In Bingaman's letter to Brooks, he made the following suggestions:

  • Include in the scoring system the potential contractor's benefits package.

  • Include appropriate compensation for employees whose children are enrolled in University of California system at in-state tuition rates.
  • Establish an independent board of directors to oversee the lab contractor to address issues, such as excellence in the basic sciences that are not addressed in the day-to-day operation of the lab.

  • Address stewardship of the Los Alamos Research Park.

  • Develop an approach for oversight that effectively safeguards the health and safety of workers and the broader community.

    "DOE must take every possible step to retain the outstanding employees who have worked hard to make LANL one of our country's most important national laboratories," Bingaman said in a news release.

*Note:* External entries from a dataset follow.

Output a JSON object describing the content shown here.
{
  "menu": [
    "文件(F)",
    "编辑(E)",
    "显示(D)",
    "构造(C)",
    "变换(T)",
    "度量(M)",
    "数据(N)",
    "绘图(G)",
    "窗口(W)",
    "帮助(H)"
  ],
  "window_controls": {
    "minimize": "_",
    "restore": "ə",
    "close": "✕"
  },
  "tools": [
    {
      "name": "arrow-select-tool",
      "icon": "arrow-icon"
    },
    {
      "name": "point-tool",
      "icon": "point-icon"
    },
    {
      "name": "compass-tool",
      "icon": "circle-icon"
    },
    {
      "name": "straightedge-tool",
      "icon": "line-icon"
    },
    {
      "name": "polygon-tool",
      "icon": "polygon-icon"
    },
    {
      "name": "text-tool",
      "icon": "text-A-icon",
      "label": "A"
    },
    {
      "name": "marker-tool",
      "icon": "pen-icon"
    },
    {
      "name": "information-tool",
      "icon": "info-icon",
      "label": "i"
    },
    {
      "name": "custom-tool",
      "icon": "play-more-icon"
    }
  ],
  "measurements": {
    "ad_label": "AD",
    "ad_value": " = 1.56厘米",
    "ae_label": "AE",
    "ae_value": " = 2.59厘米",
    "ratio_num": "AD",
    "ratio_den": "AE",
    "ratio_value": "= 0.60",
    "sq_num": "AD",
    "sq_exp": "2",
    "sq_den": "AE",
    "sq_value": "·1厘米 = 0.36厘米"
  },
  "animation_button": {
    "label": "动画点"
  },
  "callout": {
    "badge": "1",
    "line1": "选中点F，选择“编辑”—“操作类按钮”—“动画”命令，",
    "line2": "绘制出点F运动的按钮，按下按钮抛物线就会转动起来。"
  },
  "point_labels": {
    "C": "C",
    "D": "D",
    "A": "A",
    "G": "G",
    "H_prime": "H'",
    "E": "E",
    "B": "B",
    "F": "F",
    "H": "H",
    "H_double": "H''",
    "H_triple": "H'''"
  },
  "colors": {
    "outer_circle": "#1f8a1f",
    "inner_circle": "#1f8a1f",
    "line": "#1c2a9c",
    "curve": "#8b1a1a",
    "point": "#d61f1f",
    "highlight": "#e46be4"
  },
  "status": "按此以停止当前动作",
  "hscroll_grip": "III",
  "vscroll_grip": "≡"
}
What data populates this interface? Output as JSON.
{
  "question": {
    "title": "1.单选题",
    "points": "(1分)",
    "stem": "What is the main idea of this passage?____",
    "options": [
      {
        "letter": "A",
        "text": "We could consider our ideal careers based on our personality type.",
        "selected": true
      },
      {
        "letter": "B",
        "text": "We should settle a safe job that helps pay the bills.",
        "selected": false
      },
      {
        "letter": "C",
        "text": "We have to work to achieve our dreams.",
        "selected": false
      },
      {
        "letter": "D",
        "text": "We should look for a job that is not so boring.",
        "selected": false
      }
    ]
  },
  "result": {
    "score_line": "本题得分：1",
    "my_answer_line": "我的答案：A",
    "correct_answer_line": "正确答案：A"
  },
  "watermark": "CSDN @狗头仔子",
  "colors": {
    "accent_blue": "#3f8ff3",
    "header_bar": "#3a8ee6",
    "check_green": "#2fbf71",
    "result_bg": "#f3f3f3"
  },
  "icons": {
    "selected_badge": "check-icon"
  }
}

    "DOE has made science a top priority in the proposal, and that is good. But I believe more emphasis needs to be placed on ensuring the benefits package offered to employees is as good as or better than the one offered by the current contractor." Bingaman also wrote in his letter, "Any lessening of the benefits package could lead to massive early retirements of senior weapons scientists as well as an exodus of more junior scientists and thus affect the stockpile stewardship program that is the primary mission of the lab."

    Of the Los Alamos Research Park, Bingaman wrote, "I am concerned that because of security concerns, the Department plans to move the security fence to encompass the research park. I believe that moving the park inside the security boundary will negatively affect the lab's technology transfer efforts, and will result in a negative impact on the area's economic development. I encourage the Department to require the contractor of the laboratory to mitigate the impacts of moving the research park inside the boundary."

    In order to ensure adequate time for response, Bingaman also urged NNSA to grant an extension of the deadline for comments on the draft RFP.

    Bingaman is the top Democrat on the influential Senate Energy and Natural Resources Committee.

    The Senate Energy and Natural Resources Committee has jurisdiction over national energy policy and the nation's public lands. Bingaman also holds leadership positions as Deputy Democratic Whip, and on the Democratic Technology and Communications Committee and the Democratic Steering and Coordination Committee.

    Maintaining and enhancing national security is one of Bingaman's top objectives and he is considered a powerful voice for both LANL and Sandia National Laboratories.

  • Comments:
    Why has no one jumped on Bingaman's comments about the security fence encompassing the Research Park? This land was given to Los Alamos County as part of the settlement between the County and the DOE rather than having the DOE provide assistance payments every year. The idea was for the County become more self-sufficient via businesses located in the Research Park that were cooperating with LANL projects.

    The actions of the DOE are extremely similar to those of the US Government in their dealings with Native Americans, with the Hispanics who farmed on the Pajarito Plateau, and with the ranchers in the Tularosa Baisin. The DOE suffers from a real image problem and is wasting much of the taxpayers' dollars shifting their poor image to LANL, hoping that no one will notice that what they give with one hand they take with the other.

    The LANL problem is much bigger than Nanos. The problem is the middle-level bureaucrats at the DOE who are more interested in justifyng their jobs than actually accomplishing anything. The health and safety of our family and friends in the Jemez, the econimic stability of our community, even our very existence is not as important to them as imagining every possible security scenario and trying to protect TA-3 from every possible method of attack without any real data. Of course, what can you expect from an agency that fails to fund expansion of the red network and then dumps all the blame for 2 missing barcodes on LANL and UC. Those two barcodes cost UC how much money each?